In realtà Cristina Campo scrisse moltissimo se si contano i saggi e le traduzioni ma è difficile recuperarli perché mai raccolti in volumi. Esiste invece una ricca e dettagliata bibliografia dei suoi scritti. Ufficialmente l’opera della Campo consta di tre tomi, Gli imperdonabili, La Tigre Assenza e Lettere a un amico lontano: un volume di saggi creativi (s
critti in vari anni), una raccolta di testi poetici (un vero e proprio planctus scritto dopo la morte dei genitori) e un libriccino di lettere. Gli ultimi due sono addirittura postumi e voluti dagli amici editori. Con gli anni sono stati pubblicati altri libri della Campo quasi tutti di natura epistolare (Il mio pensiero non vi lascia, Carteggio, Un ramo già fiorito. Lettere a Remo Fasani, Lettere a Mita, Se tu fossi qui. Lettere a Maria Zambrano, Caro Bul. Lettere a Leone Traverso).
Nel 2002 è uscita la sua biografia, Belinda e il suo mostro (Adelphi) scritta da Cristina De Stefano che racconta tutta la sua storia intensa e vibrante: dall’infanzia bolognese alle amicizie, dagli anni della guerra agli amori, dagli amori alle testimonianze fino alla morte. Come un’indagine poliziesca, la vita della Campo è ricostruita attraverso testimonianze e la rilettura dei suoi testi. E per noi lettori curiosi è l’unica via da percorrere per conoscere la biografia di questa straordinaria artista che, alla continua ricerca della perfezione, ha lasciato tanti frammenti di sé senza mai concepire un’opera maggiore che forse ne avrebbe consacrato il genio.
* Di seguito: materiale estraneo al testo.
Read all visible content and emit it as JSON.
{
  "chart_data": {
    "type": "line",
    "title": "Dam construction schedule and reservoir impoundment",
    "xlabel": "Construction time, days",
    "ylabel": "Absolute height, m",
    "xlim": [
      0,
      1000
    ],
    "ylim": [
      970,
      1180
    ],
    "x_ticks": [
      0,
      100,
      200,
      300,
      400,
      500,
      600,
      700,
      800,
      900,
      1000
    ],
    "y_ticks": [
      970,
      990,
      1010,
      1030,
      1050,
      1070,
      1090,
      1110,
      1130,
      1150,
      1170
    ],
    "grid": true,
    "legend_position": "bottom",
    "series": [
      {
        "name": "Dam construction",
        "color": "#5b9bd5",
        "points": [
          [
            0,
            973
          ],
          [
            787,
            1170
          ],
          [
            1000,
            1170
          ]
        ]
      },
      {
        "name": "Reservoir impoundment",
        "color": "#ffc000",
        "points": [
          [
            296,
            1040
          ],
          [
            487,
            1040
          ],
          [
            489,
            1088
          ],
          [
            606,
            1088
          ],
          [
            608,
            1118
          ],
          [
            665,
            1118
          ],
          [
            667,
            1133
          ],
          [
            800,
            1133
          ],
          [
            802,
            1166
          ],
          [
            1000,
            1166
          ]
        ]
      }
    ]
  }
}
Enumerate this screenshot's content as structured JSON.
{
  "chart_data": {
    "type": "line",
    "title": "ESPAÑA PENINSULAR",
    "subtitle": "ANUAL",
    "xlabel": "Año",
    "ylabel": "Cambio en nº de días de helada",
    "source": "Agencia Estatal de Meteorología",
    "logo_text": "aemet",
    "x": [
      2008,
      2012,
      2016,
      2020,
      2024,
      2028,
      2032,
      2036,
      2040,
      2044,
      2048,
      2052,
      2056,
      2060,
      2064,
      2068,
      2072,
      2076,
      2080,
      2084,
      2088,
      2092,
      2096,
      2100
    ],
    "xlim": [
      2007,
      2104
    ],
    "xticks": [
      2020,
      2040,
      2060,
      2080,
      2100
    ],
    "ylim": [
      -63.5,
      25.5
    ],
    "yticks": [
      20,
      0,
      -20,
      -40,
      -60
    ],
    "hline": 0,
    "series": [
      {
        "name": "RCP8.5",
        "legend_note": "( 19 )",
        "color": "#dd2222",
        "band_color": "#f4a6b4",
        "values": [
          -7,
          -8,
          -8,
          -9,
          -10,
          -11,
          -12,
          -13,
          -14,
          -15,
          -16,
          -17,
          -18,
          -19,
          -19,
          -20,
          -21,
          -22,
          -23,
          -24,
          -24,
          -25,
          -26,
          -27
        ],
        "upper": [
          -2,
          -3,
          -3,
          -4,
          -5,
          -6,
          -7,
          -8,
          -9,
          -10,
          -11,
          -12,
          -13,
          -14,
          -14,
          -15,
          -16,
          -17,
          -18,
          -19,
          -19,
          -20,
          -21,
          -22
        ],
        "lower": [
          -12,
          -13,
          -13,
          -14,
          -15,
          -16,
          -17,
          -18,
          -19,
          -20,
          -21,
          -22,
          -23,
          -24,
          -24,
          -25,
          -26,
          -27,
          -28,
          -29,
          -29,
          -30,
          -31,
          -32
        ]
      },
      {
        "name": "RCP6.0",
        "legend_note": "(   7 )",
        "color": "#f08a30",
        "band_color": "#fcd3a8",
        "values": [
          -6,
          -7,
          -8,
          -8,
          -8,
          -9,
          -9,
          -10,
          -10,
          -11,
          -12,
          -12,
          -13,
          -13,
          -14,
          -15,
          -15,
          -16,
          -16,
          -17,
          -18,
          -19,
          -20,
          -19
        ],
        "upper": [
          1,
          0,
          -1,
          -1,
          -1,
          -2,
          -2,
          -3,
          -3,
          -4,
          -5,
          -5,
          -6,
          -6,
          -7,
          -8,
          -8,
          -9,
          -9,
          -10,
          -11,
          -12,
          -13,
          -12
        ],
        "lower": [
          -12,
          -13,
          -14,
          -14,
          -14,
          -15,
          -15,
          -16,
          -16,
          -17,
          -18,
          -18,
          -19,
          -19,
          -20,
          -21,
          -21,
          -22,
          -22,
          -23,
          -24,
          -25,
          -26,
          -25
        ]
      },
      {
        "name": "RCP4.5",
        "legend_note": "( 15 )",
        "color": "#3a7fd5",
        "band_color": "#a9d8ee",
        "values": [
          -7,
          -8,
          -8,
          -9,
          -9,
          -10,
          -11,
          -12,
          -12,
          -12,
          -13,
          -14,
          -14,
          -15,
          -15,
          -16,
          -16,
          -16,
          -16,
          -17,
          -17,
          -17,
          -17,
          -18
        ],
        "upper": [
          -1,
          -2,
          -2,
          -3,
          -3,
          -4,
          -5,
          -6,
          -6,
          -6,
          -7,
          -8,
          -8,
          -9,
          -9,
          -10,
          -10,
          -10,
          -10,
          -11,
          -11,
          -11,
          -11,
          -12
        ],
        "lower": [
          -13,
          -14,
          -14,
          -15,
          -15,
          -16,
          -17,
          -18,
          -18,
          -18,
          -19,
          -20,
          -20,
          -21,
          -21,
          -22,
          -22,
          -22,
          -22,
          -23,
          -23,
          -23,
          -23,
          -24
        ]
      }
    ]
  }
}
quanti errori in poche righe…
“L’unica opera vera e propria è Gli imperdonabili (di cui scelse anche la copertina)”: ma dove? Gli imperdonabili è una raccolta postuma, pubblicata da Adelphi nel 1987.
In vita Cristina Campo pubblicò una racolta di versi (Passo d’addio, All’insegna del Pesce d’Oro, 1956) e due racolte di saggi (Fiaba e mistero e altre note, Vallecchi, 1962 e Ll flauto e il tappeto, Rusconi, 1971).
Caro Giampaolo,
grazie per questa e per le altre – ahimè, imperdonabili sviste – che ci hai segnalato. Ho provveduto ad editare e lascio pubblico questo tuo commento per completezza d’ informazione, oltre che per correttezza.